Farzad Mostashari (Mar 12 2020 at 17:44):
The other use-case is for screening suspected cases: https://www.medrxiv.org/content/10.1101/2020.03.05.20031906v1 also not the intent
Josh Mandel (Mar 12 2020 at 17:44):
So if you're happy with it, we can host at https://smart-on-fhir.github.io/covid19-risk -- but to be clear, I'm happy to alias something at Aledade (it's pretty straightforward to update the domains file)
Josh Mandel (Mar 12 2020 at 17:45):
Batch scoring is interesting -- it's harder from from the "easy/automatic to integrate" side because we don't have ready standardized access to population APIs (not for a couple of years, given this week's regs)
Farzad Mostashari (Mar 12 2020 at 17:45):
Not concerned about the code/docs at github, more about the public-facing governance
Josh Mandel (Mar 12 2020 at 17:46):
Gotcha.

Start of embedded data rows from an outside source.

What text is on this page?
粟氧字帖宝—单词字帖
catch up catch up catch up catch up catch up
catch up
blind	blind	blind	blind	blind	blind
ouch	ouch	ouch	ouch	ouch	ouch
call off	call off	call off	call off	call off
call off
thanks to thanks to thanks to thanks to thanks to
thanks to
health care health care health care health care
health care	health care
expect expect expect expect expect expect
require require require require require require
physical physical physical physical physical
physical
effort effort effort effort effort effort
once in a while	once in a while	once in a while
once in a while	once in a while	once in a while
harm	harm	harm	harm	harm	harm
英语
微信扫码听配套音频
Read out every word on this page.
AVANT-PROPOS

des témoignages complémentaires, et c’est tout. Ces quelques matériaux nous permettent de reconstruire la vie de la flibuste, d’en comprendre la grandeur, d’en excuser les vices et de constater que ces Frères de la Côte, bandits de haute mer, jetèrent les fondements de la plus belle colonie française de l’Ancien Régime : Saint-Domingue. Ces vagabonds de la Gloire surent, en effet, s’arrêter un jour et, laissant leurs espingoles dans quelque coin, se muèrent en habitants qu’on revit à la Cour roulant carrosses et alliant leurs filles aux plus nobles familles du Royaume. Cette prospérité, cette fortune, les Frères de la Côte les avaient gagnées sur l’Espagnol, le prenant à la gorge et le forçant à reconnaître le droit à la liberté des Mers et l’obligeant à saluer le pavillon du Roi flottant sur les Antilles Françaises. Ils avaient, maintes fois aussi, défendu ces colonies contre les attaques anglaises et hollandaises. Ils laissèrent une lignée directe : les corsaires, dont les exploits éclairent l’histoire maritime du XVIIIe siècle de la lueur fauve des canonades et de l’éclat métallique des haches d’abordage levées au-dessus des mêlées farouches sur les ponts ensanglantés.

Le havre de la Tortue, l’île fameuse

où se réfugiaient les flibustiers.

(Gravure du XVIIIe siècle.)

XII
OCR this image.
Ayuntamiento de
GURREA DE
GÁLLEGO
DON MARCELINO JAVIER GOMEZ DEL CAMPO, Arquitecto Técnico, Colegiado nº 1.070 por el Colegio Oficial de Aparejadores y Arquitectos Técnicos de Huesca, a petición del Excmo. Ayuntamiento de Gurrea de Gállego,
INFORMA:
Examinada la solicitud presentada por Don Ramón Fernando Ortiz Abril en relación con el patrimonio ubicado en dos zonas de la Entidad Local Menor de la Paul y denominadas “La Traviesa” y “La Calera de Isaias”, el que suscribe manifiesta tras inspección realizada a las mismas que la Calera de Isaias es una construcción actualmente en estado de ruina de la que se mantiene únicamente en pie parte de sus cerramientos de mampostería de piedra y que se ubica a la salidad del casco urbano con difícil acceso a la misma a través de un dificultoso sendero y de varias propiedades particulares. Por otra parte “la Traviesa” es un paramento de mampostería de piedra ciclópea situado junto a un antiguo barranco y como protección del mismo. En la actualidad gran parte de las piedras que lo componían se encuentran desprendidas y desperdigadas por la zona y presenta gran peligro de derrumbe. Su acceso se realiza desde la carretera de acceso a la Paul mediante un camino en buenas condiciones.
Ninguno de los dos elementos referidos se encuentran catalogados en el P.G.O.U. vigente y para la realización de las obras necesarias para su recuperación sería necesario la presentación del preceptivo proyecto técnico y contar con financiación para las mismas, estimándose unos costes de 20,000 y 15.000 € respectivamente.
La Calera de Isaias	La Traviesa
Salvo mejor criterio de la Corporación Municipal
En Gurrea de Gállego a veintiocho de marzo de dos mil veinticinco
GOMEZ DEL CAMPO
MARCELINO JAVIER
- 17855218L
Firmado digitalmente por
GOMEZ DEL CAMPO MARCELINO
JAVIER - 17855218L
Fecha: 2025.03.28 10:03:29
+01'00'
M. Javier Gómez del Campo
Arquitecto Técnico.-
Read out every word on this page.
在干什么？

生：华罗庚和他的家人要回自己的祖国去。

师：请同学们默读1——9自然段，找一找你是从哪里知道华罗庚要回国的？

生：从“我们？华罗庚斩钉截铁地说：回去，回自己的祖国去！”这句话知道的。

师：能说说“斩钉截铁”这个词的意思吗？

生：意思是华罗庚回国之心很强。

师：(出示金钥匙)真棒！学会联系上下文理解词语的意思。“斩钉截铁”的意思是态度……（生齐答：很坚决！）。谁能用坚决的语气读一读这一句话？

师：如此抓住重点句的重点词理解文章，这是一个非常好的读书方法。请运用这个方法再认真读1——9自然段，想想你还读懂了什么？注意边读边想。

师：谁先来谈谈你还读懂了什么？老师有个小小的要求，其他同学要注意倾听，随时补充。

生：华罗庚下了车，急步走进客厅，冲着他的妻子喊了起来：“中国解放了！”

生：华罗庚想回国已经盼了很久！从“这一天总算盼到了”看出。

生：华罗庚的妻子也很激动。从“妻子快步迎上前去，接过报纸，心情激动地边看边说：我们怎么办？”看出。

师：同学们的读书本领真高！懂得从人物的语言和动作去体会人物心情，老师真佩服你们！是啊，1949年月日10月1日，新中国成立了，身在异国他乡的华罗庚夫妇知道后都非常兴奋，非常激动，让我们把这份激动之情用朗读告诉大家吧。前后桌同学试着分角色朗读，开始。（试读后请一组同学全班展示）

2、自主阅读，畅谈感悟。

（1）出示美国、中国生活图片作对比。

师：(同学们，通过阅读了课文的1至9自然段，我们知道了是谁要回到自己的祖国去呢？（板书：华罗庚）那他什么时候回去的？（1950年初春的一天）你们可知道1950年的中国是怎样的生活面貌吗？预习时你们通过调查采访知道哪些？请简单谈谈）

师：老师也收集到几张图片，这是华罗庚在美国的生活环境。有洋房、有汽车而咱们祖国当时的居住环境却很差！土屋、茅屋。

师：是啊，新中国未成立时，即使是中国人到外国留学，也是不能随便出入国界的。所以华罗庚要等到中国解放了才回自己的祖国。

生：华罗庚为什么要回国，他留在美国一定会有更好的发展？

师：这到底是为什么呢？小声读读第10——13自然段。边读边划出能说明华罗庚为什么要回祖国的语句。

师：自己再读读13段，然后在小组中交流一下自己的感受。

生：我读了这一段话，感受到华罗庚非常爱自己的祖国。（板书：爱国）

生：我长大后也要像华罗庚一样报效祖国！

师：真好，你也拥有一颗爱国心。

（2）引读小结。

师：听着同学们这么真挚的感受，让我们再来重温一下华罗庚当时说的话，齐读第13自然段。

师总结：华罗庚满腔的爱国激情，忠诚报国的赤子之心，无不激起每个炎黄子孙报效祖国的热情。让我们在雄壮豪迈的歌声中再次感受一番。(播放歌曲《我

I was thinking about public-facing (prototype?) app hosting, just making sure people can see/try what's there.
Farzad Mostashari (Mar 12 2020 at 17:46):
it will be the new "snowdays.com"
Josh Mandel (Mar 12 2020 at 17:47):
I definitely had to google that.
Josh Mandel (Mar 12 2020 at 17:52):
So @Farzad Mostashari can we start with a kind of spreadsheet model of inputs / outputs?
Josh Mandel (Mar 12 2020 at 17:53):
I've made a template here.
Josh Mandel (Mar 12 2020 at 17:56):
Can we turn the following into something plausible?
Arien Malec (Mar 12 2020 at 18:01):
To be clear:
Scope - Risk scoring for patients with FLIs suspected of Covid-19
Inputs - Demographics, Dx history, other risk factors
Output - categorical risk score
Correct?
Arien Malec (Mar 12 2020 at 18:07):
Sample inputs and illustrative output:
5 yo, non-smoker, no relevant risk factors => low
49yo male, non-smoker, Leukemia => moderate (I hope)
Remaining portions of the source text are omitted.